Easter may have come and gone, but that's no reason to stop indulging in your favorite chocolates — and now there may be a financial benefit to continue enjoying this sweet treat. Per The Wall Street Journal, raw cocoa prices are a bit lower today than they were before Russia invaded Ukraine; a ton of cocoa now costs $2,483.27 from $2,489.84, which is how much cocoa cost before the war started. 

Analysts who spoke to the WSJ, like Jonathan Parkman who is joint head of agriculture at Marex Financial, say cocoa prices have only risen about 18% since the start of the COVID-19 pandemic, and supplies are stable.
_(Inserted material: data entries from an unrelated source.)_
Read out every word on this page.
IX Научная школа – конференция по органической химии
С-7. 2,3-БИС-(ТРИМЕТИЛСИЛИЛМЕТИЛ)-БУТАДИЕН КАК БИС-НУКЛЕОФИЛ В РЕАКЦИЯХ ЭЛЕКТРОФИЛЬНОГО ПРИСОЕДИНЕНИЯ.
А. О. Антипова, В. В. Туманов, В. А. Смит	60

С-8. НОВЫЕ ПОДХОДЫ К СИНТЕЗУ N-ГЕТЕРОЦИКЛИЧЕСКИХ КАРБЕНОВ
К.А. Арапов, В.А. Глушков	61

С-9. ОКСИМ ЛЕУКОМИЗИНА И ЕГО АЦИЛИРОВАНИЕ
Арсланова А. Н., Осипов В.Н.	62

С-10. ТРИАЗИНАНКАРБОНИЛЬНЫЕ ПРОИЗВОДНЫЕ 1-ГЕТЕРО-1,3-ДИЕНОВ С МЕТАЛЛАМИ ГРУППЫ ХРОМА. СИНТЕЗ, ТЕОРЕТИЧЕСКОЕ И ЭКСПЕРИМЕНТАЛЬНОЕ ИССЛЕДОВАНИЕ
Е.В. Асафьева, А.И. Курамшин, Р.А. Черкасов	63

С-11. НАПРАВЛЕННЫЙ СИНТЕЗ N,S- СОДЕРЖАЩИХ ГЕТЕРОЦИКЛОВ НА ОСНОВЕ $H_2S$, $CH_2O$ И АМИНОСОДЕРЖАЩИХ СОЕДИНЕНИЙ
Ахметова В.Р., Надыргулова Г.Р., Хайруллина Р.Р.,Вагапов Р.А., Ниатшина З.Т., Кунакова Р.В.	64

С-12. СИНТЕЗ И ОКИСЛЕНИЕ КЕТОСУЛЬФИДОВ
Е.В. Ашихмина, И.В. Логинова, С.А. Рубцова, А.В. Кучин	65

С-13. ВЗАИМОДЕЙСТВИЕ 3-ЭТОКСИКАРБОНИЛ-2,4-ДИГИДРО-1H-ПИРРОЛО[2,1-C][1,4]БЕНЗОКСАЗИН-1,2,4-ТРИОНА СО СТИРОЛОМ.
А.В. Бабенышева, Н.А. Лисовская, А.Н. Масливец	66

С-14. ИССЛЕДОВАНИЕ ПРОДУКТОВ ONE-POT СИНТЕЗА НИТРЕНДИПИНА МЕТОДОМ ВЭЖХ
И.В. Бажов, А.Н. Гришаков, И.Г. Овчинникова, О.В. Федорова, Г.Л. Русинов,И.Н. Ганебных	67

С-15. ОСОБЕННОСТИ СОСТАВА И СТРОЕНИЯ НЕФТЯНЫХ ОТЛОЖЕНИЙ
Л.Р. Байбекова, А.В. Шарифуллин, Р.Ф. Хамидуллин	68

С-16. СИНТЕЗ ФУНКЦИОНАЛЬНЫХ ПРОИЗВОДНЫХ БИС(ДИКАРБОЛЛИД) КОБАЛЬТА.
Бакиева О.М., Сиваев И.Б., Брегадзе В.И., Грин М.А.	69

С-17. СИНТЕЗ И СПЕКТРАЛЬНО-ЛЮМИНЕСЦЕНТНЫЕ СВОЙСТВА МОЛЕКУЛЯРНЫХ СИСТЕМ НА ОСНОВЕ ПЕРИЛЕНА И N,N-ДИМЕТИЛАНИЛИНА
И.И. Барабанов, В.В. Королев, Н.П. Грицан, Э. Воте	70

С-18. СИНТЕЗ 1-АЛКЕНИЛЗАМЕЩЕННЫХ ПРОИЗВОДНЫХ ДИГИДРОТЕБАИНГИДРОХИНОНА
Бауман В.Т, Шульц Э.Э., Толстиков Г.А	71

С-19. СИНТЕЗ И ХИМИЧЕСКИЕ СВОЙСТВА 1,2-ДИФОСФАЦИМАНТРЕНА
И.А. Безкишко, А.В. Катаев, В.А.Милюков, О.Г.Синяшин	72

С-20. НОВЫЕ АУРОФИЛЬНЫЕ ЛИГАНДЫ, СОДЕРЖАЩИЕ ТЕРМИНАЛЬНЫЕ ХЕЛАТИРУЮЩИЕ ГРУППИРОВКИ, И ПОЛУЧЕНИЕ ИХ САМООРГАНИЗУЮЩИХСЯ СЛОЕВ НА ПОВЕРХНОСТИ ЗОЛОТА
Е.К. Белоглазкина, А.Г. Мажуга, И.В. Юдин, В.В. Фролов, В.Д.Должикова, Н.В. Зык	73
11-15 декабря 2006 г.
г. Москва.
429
This is far cry from the past prediction that chocolate may be among the 2022 food shortages.

The slight decrease in the price of cocoa is significant because it's comparable to other agricultural commodities like corn and wheat, which have risen by (nearly) an astounding 150% since the start of the pandemic. The discrepancy in the prices between staples like corn and wheat, which are used to manufacture savory snacks, and chocolate, can be explained by the fact that cocoa is not as sensitive to the shocks created by the fighting in Europe. Before the war, Ukraine supplied 11.5% of the world's wheat and 17% of the world's corn, while Russia provided 16.8% of global wheat supplies, per Deutsche Welle

Milk and sugar prices are still up

The Wall Street Journal warns that cheaper cocoa stocks don't necessarily translate into less expensive chocolate, since candy makers still have the price of sugar and milk to contend with. The United Nations reports that food prices are still trending upwards, with sugar prices rising about 6.7% in March and milk powders up 2.6%, making milk 23.6% more expensive than it was in March of 2021.

Still, the stable cocoa supplies seen for 2022 gives premium chocolatiers like Barry Callebaut reason to cheer. During the company's recent earnings call, which was held earlier in April, the company reported strong profits on the back of volume growth. The company's chief innovation officer, Peter Boone, said the firm saw "Global Cocoa volume was back to positive growth of 4%." Additionally, the company President of Barry Callebaut Asia Pacific, Ben De Schryver, reports that "the ripple effects of COVID-19 led to an imbalance cocoa market, which, however, seems to have bottomed out, reflected in a stable combined ratio of 3.4 times," per Seeking Alpha. Normal volume means fewer supply chain issues for companies like Barry Callebaut, so we can count on a stable chocolate supply — at least for the months ahead.